Advanced Sol-Gel methods using surfactants (Block copolymer P123) or porogene (urea) are used in order to synthesise oxidic nanopowders. An important point of these syntheses is that the texture of the desired materials can be easily tuned (i.e. high surface area, porosity and particles size distribution). These processes have been applied to a number of different precursors. In particular, the synthesis of high-surface-area nano anatase TiO₂, nano LiCoO₂ and nano high voltage spinel (LiMg_0.05Ni_0.45Mn_1.5O₄) proved a simple and cost-effective way for producing potential electrode materials.

Template Filling Synthesis

Polycarbonate membranes with sub-micrometric pores are being used as templates for the synthesis of free-standing nanostructured architectures. The membranes are dipped in a precursor sol in order to infiltrate the pores and initiate the formation of particle networks.

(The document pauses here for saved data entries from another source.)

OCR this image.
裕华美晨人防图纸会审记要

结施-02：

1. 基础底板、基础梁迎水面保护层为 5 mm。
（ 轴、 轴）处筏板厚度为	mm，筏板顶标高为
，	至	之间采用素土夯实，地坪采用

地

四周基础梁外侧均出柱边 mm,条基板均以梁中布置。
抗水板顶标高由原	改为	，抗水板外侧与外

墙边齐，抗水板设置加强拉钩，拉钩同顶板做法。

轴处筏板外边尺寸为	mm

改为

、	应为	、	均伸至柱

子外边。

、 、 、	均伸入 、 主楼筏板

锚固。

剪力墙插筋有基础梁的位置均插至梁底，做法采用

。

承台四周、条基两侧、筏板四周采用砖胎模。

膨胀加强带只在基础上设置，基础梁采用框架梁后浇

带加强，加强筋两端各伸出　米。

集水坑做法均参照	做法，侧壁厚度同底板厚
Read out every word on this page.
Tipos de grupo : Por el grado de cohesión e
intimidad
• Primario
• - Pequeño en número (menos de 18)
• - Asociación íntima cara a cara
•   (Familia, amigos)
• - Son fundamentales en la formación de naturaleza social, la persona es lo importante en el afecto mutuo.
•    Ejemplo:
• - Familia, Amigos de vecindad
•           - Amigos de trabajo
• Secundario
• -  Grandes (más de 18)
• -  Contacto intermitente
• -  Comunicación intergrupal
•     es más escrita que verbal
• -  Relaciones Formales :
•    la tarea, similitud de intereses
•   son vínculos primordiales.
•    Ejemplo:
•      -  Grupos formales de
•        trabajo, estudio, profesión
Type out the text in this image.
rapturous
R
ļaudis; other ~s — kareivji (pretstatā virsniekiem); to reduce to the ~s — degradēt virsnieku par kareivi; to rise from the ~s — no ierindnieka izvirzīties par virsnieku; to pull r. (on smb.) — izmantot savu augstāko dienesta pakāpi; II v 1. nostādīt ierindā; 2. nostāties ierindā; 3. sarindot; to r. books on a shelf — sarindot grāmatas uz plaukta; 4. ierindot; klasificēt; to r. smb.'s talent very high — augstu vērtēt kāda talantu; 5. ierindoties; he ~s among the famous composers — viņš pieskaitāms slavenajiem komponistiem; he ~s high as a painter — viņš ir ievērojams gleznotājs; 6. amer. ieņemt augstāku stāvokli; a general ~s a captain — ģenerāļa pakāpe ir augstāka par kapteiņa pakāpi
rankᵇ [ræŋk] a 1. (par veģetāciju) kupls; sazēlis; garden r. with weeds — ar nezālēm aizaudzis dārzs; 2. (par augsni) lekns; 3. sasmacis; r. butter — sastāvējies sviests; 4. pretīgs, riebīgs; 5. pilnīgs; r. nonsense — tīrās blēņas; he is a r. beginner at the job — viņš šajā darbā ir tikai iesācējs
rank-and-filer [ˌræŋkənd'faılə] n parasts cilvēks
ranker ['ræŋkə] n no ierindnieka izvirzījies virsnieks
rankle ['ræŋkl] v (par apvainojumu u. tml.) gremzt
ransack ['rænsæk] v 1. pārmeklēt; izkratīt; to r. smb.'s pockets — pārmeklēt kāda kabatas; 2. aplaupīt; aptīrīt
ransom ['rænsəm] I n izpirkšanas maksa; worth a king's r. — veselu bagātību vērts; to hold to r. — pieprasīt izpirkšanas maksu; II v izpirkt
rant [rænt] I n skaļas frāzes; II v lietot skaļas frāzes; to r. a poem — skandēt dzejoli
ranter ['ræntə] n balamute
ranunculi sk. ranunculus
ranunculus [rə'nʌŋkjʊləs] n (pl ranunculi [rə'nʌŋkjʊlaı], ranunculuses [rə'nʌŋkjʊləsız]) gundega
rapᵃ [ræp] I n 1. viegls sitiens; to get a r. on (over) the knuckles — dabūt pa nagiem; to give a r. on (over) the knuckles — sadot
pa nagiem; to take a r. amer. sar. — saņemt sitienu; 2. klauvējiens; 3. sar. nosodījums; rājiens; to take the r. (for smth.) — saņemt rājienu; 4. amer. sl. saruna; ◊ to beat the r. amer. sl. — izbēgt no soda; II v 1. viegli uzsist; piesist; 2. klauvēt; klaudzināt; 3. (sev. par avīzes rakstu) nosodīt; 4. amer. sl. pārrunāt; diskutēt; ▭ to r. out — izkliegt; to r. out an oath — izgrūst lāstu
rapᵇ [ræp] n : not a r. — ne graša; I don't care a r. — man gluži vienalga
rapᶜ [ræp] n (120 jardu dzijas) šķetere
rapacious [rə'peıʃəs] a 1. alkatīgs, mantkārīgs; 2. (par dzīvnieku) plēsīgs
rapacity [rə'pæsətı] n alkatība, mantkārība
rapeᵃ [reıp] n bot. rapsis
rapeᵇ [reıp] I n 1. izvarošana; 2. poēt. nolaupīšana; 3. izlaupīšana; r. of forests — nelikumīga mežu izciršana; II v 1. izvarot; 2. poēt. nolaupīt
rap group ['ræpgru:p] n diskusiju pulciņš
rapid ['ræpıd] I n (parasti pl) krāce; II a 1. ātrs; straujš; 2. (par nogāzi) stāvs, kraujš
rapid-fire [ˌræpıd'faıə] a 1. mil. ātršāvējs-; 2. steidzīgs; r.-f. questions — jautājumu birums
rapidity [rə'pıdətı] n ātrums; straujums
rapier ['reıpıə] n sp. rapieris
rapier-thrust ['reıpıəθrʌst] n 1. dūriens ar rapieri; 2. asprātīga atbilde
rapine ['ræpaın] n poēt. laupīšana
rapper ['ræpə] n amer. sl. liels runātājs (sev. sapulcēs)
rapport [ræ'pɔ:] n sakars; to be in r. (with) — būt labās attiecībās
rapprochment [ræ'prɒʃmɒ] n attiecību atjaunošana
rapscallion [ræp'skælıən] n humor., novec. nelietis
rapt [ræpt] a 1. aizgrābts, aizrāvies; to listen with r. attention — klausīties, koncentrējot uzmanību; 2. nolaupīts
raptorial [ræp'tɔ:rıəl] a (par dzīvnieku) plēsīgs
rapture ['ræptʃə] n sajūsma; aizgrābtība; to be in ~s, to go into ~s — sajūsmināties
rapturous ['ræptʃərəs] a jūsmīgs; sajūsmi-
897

Subsequent thermal treatment burns the membrane off and consolidates the oxidic nanostructures left inside the pores. In this way, self-standing mesoporous structures of different materials (i.e. SnO₂, LiMn₂O₄) can be easily formed on a substrate and directly employed as 3D-electrodes. Furthermore, by proper control of the experimental parameters (i.e. precursor concentrations, dipping times, etc..) different morphologies can be obtained, spanning from hollow tubes to rod-like pillars.